Dealing with Space Requirements
Setting up solar panels with large surface areas requires space. For large solar panel installations, such as 15 265-watt solar panels, individuals may need to consider the location of the units. Rooftops are ideal locations for solar panels. They are elevated, away from minor obstructions, such as trees, bushes and other equipment, which can help promote the harvesting of sunlight during daytime conditions. However, this may not be an option for small buildings and remote bases that use tents.
As a solution, groups may also mount the solar panels on sturdy poles next to the building or work site. This option is ideal for hilly locations, where installing large solar panels on higher surfaces will expose the units to more sunlight. It is important to consider that because the panels are supported by poles, such setups are not recommended for areas that are prone to bad weather, such as strong winds and tropical storms. To ease risks associated with pole-mount configurations, one should make sure that the supporting components come with various weatherproof ratings and corrosion-resistant finishes.

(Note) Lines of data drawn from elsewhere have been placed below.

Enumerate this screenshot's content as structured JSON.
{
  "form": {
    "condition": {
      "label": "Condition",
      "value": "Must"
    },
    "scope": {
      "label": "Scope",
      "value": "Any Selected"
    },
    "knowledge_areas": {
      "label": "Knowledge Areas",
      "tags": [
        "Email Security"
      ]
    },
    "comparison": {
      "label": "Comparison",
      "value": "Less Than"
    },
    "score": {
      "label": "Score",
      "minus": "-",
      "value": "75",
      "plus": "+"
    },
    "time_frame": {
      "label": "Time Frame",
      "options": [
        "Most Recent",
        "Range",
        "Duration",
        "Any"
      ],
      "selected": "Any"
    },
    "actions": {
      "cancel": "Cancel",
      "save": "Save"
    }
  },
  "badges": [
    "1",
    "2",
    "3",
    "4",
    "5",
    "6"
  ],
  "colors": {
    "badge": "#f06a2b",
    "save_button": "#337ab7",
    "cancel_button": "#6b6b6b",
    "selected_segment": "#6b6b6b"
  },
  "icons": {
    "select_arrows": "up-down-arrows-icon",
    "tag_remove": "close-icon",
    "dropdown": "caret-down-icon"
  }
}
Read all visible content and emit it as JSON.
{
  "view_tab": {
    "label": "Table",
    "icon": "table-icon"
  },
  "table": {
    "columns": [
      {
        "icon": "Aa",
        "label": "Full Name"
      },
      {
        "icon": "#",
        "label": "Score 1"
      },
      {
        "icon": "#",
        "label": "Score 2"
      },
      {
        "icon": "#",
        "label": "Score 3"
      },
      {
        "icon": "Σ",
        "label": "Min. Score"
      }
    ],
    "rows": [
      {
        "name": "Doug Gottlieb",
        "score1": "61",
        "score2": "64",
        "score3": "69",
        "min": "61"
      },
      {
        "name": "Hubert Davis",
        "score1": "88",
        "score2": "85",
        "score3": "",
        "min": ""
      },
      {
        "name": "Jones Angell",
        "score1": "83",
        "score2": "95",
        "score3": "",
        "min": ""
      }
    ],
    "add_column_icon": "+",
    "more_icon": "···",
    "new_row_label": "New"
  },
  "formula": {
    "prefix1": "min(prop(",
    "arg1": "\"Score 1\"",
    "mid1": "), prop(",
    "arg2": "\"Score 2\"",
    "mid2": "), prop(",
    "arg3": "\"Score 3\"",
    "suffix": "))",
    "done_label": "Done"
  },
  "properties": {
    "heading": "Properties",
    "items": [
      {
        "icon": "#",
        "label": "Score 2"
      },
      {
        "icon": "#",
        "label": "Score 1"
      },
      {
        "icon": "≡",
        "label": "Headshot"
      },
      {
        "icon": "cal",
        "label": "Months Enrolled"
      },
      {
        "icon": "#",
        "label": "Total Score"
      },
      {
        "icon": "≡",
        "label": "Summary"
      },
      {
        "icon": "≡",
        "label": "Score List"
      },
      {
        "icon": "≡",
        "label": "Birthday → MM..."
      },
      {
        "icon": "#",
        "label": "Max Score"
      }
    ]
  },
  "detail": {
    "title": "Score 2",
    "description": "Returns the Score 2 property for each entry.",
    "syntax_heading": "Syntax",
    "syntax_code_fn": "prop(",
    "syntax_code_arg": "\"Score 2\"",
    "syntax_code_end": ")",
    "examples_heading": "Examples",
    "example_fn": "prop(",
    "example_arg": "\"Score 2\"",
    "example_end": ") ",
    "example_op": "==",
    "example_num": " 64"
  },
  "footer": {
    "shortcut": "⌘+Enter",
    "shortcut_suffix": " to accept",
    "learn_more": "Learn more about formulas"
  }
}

Maintenance for Large Solar Panels
Maintenance for large solar panel systems mostly involve electrical components. Once installed, the sunlight-harvesting parts rarely need cleaning (if installed at an angle of 15 degrees or more, in order to prevent the accumulation of dirt, dust, snow and other small particles). Individuals only need to run a soft brush or cloth over the surface of the panels when there is a noticeable dip in production. A decline of five to 20 percent is projected when dirt builds up on the solar panels.
It is not advisable to use rough, abrasive objects, such as wire brushes and invasive cleaning agents on solar panels. This may scratch the surface and contribute to a decrease in efficiency due to the creation of shadows. Individuals should also clean the solar panels during periods of low sunlight exposure, such as after sunset, before sunrise or during overcast conditions. Cleaning the surface when the sun is beating down on the panels may cause water or cleaning solutions to evaporate quickly, which may smear dirt on the surface. For oily accumulations from nearby equipment or operations, it is possible to use isopropyl alcohol to clean the affected area.
To summarize, factors that determine how often operators should clean their solar panels include the following:
• Tilt angle of the solar panels during installation
• Type of outdoor conditions during operation
• Electric rate/dependency (applicable to high energy consumption rates)
• Cost to clean the panels (cleaning tools, watery solutions and labor costs [if any])
Other than cleaning dirty surfaces, solar panels (since they have no moving parts) do not need to be closely inspected every week. Other components, such as the inverter and controller, are typically stored in an enclosed box, and may require maintenance or replacement if they break down.